The following is an executive summary for one of my book proposals. The book itself will probably take me a year to write and I’m sure I’ll have to update the manuscript continually as new information comes in. Comments are welcome.
Humans look strikingly different in Europe, particularly within a zone centered on the East Baltic and covering the north and the east. Here, skin is unusually white. Hair is not only black but also brown, flaxen, golden, or red. Eyes are not only brown but also blue, gray, hazel, or green.
This pattern also stands out chronologically. It arose very late during the time of modern humans and long after their arrival in Europe some 35,000 years ago. Such is the conclusion now emerging from genetic studies of skin, hair, and eye color.

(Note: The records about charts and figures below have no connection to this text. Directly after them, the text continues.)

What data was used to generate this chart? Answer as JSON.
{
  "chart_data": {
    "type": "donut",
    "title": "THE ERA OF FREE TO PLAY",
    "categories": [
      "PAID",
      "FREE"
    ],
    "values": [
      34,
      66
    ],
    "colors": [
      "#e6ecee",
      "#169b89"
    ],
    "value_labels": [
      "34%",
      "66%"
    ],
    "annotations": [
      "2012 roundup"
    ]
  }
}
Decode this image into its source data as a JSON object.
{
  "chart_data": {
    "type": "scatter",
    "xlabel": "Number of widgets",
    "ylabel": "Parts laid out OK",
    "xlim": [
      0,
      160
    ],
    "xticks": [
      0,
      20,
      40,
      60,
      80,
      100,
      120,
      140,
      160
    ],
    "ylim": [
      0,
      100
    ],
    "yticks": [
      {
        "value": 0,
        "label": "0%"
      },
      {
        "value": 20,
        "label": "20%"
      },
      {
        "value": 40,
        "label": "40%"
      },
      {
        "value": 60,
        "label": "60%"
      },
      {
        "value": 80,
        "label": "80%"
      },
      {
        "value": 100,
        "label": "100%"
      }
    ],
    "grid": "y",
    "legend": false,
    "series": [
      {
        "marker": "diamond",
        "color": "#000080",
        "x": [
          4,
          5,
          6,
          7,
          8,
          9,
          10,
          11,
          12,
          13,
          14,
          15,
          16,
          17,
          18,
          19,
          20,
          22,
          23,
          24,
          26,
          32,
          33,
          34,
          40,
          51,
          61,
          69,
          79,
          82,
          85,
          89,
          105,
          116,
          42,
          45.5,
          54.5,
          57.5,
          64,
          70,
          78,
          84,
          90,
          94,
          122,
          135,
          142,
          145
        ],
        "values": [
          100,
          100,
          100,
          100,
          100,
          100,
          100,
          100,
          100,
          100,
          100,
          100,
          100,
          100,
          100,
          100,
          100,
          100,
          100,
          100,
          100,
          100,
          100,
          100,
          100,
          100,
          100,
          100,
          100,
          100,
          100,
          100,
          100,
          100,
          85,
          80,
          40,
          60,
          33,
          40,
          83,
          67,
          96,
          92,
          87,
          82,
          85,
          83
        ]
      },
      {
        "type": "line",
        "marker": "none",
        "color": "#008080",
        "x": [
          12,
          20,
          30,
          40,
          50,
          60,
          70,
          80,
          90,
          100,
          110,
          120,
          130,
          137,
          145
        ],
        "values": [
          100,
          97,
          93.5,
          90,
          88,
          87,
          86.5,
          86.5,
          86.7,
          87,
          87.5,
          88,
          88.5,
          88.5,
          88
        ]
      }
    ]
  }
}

Europeans owe their light skin to alleles that go back only c. 11,000 years at one gene and 12,000–3,000 years at another. As a Science journalist remarked: “the implication is that our European ancestors were brown-skinned for tens of thousands of years.” They were also uniformly black-haired and brown-eyed. Then, just as recently, their hair and eye color diversified as new alleles began to proliferate at two other genes.

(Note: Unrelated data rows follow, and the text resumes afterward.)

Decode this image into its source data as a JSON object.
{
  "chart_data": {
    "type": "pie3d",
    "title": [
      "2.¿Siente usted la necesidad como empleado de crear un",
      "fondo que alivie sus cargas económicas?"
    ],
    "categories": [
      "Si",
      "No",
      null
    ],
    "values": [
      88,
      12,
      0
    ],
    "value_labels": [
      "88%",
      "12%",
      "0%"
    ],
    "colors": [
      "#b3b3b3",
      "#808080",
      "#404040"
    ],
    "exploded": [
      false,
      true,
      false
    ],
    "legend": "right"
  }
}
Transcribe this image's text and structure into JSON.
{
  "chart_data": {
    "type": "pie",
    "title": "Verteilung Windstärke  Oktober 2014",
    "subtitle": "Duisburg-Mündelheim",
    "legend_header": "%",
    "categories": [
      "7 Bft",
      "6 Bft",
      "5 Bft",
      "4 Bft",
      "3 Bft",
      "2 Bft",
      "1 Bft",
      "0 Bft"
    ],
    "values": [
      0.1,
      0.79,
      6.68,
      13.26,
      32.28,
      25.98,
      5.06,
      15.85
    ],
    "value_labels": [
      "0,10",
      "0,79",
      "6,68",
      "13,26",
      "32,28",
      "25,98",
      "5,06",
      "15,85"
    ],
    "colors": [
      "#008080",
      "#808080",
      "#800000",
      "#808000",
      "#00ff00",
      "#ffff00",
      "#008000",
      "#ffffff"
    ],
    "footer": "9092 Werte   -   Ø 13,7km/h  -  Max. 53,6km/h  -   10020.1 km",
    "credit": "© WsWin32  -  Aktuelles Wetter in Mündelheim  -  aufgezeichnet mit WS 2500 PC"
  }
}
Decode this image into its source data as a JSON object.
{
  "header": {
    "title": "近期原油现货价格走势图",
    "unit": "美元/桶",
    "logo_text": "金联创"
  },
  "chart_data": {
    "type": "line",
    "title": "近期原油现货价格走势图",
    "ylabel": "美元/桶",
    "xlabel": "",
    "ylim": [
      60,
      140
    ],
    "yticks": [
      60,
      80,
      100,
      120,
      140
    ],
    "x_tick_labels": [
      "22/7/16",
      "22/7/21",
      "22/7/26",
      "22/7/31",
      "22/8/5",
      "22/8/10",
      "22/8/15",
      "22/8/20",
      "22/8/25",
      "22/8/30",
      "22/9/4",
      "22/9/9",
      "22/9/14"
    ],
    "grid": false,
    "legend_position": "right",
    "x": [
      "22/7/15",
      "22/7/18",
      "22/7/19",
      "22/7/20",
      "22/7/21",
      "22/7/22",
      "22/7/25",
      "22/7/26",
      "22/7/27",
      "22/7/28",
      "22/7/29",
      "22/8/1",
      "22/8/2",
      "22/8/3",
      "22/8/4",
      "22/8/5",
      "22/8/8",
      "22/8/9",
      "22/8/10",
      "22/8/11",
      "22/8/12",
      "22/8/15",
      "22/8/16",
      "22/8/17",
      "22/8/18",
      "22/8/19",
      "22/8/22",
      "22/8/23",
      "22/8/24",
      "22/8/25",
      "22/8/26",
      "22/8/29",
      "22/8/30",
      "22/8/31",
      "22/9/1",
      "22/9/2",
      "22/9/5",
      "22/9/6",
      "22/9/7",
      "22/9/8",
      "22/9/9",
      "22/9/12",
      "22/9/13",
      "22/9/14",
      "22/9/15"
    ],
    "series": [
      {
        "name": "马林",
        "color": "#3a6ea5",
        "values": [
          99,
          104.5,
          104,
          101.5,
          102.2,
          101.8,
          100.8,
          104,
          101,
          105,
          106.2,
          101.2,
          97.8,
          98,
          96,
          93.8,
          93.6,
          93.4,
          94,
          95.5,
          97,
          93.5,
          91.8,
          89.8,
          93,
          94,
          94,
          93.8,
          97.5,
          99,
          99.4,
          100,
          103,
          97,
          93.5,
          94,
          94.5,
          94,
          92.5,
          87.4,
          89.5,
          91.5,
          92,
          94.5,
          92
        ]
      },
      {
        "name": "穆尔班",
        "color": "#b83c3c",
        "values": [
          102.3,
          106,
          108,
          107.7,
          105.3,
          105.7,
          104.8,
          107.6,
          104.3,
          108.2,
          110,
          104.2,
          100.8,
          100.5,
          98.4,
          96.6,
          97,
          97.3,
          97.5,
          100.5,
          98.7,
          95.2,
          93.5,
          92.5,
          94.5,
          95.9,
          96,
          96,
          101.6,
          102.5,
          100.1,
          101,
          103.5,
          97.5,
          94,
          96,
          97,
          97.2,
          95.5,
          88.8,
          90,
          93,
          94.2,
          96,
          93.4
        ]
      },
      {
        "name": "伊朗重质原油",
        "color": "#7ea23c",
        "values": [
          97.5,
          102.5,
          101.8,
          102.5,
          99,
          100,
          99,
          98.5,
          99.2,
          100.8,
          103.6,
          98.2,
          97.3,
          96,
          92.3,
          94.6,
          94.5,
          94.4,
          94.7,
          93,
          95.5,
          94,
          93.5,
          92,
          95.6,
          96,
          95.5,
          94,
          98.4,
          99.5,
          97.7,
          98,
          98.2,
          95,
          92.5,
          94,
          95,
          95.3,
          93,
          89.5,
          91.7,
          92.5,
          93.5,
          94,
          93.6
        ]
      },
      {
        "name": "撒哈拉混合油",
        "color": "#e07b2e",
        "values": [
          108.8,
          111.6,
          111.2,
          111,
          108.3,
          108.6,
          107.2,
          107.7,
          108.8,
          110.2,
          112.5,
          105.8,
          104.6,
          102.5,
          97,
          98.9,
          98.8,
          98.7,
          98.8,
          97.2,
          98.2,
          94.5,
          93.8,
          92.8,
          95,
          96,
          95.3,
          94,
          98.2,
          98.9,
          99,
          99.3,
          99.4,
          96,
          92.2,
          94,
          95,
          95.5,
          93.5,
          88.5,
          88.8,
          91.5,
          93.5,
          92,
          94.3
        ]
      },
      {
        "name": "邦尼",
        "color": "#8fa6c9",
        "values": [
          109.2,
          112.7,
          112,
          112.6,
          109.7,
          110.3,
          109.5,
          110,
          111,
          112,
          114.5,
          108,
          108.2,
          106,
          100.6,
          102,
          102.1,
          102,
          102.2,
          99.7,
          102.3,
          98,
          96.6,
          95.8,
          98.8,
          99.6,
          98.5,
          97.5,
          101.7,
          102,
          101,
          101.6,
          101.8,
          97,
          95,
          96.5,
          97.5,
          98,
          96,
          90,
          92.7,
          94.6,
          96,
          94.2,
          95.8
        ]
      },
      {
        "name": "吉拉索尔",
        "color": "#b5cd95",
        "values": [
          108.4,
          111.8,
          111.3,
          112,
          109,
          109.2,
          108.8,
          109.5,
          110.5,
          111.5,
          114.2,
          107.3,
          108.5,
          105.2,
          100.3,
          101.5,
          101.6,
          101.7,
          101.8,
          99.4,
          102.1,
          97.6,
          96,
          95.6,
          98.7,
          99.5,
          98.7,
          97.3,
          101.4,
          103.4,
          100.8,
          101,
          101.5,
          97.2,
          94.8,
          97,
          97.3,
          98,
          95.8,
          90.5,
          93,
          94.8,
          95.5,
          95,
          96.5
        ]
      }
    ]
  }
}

The challenge now will be to narrow the time window. If these changes happened after 7,000 BP, the cause might be northern Europe’s shift from hunting and gathering to cereal agriculture. The change in diet may have reduced the intake of vitamin D, thus favoring the survival of paler Europeans whose skin could synthesize more of this vitamin.
This theory explains how European skin could have turned pale almost at the dawn of history. It leaves unexplained, however, why selection for lighter skin would have multiplied the number and variety of alleles for hair or eye color, especially when so many have little effect on skin color.

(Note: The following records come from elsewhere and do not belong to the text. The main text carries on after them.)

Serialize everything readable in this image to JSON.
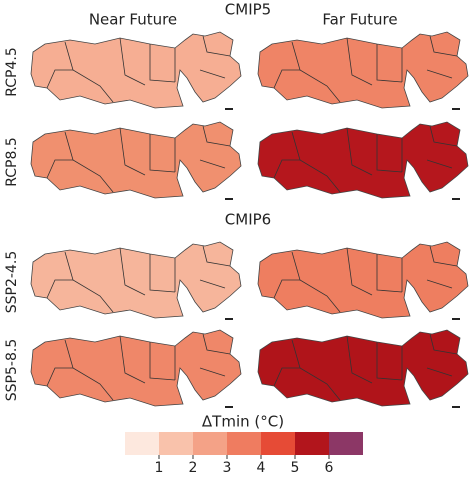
{
  "figure": {
    "groups": [
      {
        "title": "CMIP5",
        "rows": [
          "RCP4.5",
          "RCP8.5"
        ]
      },
      {
        "title": "CMIP6",
        "rows": [
          "SSP2-4.5",
          "SSP5-8.5"
        ]
      }
    ],
    "columns": [
      "Near Future",
      "Far Future"
    ],
    "colorbar": {
      "title": "ΔTmin (°C)",
      "ticks": [
        1,
        2,
        3,
        4,
        5,
        6
      ],
      "colors": [
        "#fde8de",
        "#f9c2ab",
        "#f4a287",
        "#ef7c60",
        "#e64b36",
        "#b2151c",
        "#8c3766"
      ]
    }
  }
}
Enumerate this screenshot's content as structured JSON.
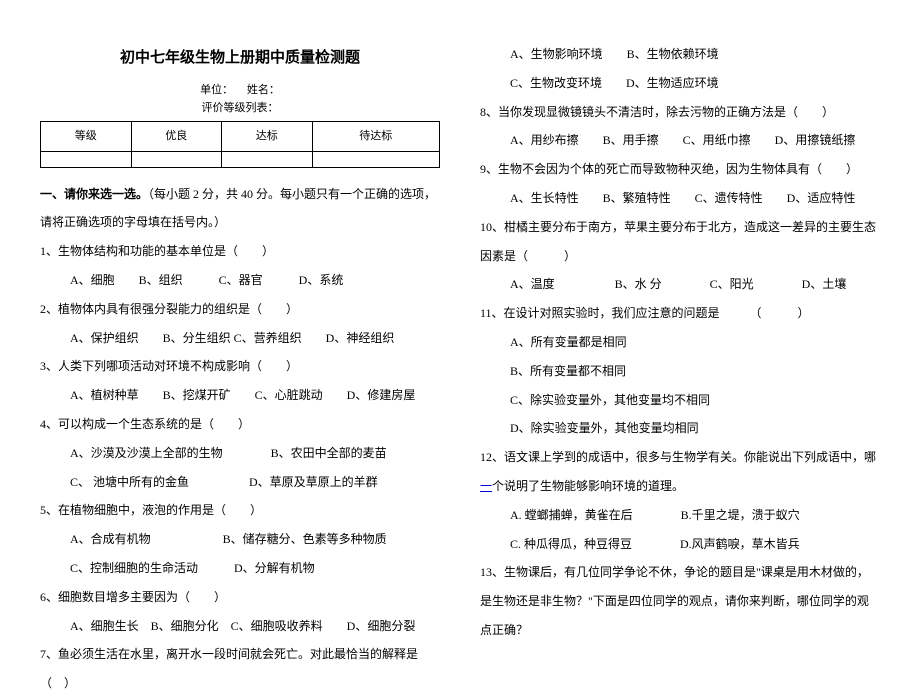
{
  "title": "初中七年级生物上册期中质量检测题",
  "unit_label": "单位：",
  "name_label": "姓名：",
  "table_caption": "评价等级列表：",
  "grade_table": {
    "headers": [
      "等级",
      "优良",
      "达标",
      "待达标"
    ]
  },
  "section1": {
    "head_prefix": "一、请你来选一选。",
    "head_rest": "（每小题 2 分，共 40 分。每小题只有一个正确的选项，请将正确选项的字母填在括号内。）"
  },
  "q1": {
    "stem": "1、生物体结构和功能的基本单位是（　　）",
    "opts": "A、细胞　　B、组织　　　C、器官　　　D、系统"
  },
  "q2": {
    "stem": "2、植物体内具有很强分裂能力的组织是（　　）",
    "opts": "A、保护组织　　B、分生组织  C、营养组织　　D、神经组织"
  },
  "q3": {
    "stem": "3、人类下列哪项活动对环境不构成影响（　　）",
    "opts": "A、植树种草　　B、挖煤开矿　　C、心脏跳动　　D、修建房屋"
  },
  "q4": {
    "stem": "4、可以构成一个生态系统的是（　　）",
    "opts_l1": "A、沙漠及沙漠上全部的生物　　　　B、农田中全部的麦苗",
    "opts_l2": "C、 池塘中所有的金鱼　　　　　D、草原及草原上的羊群"
  },
  "q5": {
    "stem": "5、在植物细胞中，液泡的作用是（　　）",
    "opts_l1": "A、合成有机物　　　　　　B、储存糖分、色素等多种物质",
    "opts_l2": "C、控制细胞的生命活动　　　D、分解有机物"
  },
  "q6": {
    "stem": "6、细胞数目增多主要因为（　　）",
    "opts": "A、细胞生长　B、细胞分化　C、细胞吸收养料　　D、细胞分裂"
  },
  "q7": {
    "stem": "7、鱼必须生活在水里，离开水一段时间就会死亡。对此最恰当的解释是（　）",
    "opts_l1": "A、生物影响环境　　B、生物依赖环境",
    "opts_l2": "C、生物改变环境　　D、生物适应环境"
  },
  "q8": {
    "stem": "8、当你发现显微镜镜头不清洁时，除去污物的正确方法是（　　）",
    "opts": "A、用纱布擦　　B、用手擦　　C、用纸巾擦　　D、用擦镜纸擦"
  },
  "q9": {
    "stem": "9、生物不会因为个体的死亡而导致物种灭绝，因为生物体具有（　　）",
    "opts": "A、生长特性　　B、繁殖特性　　C、遗传特性　　D、适应特性"
  },
  "q10": {
    "stem": "10、柑橘主要分布于南方，苹果主要分布于北方，造成这一差异的主要生态因素是（　　　）",
    "opts": "A、温度　　　　　B、水 分　　　　C、阳光　　　　D、土壤"
  },
  "q11": {
    "stem": "11、在设计对照实验时，我们应注意的问题是　　　（　　　）",
    "a": "A、所有变量都是相同",
    "b": "B、所有变量都不相同",
    "c": "C、除实验变量外，其他变量均不相同",
    "d": "D、除实验变量外，其他变量均相同"
  },
  "q12": {
    "stem_pre": "12、语文课上学到的成语中，很多与生物学有关。你能说出下列成语中，哪",
    "stem_link": "一",
    "stem_post": "个说明了生物能够影响环境的道理。",
    "opts_l1": "A. 螳螂捕蝉，黄雀在后　　　　B.千里之堤，溃于蚁穴",
    "opts_l2": "C. 种瓜得瓜，种豆得豆　　　　D.风声鹤唳，草木皆兵"
  },
  "q13": {
    "stem": "13、生物课后，有几位同学争论不休，争论的题目是\"课桌是用木材做的，是生物还是非生物？\"下面是四位同学的观点，请你来判断，哪位同学的观点正确？"
  }
}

If these changes had happened earlier, before 10,000 BP, the cause might involve the last ice age. At that time, the tundra ecozone ran further south in Europe than in Asia, having been pushed down on to the plains of northern and eastern Europe by the Scandinavian icecap. The lower, sunnier latitudes created an unusually bioproductive tundra that could support large herds of game animals and, in turn, a substantial human population—but at the cost of a recurring shortage of male mates. Among present-day hunter-gatherers, similar environments raise the male death rate because the men must cover long distances while hunting migratory herds. The man shortage cannot be offset by more polygyny, since only a very able hunter can provide for a second wife (tundra offers women few opportunities for food gathering, thus reducing their self-reliance in feeding themselves and their children). With fewer men altogether and fewer being polygynous, the sex ratio is skewed toward a female surplus.
In this buyer’s market, men will select those women who look the most feminine. Since human skin color is sexually dimorphic (women are the ‘fair sex’), this sexual selection would eventually whiten the entire population. Where pigmentation has no female-specific form, as with hair and eye color, sexual selection would favor women with color variants that stand out by their novelty, the outcome being an increasingly diverse polymorphism.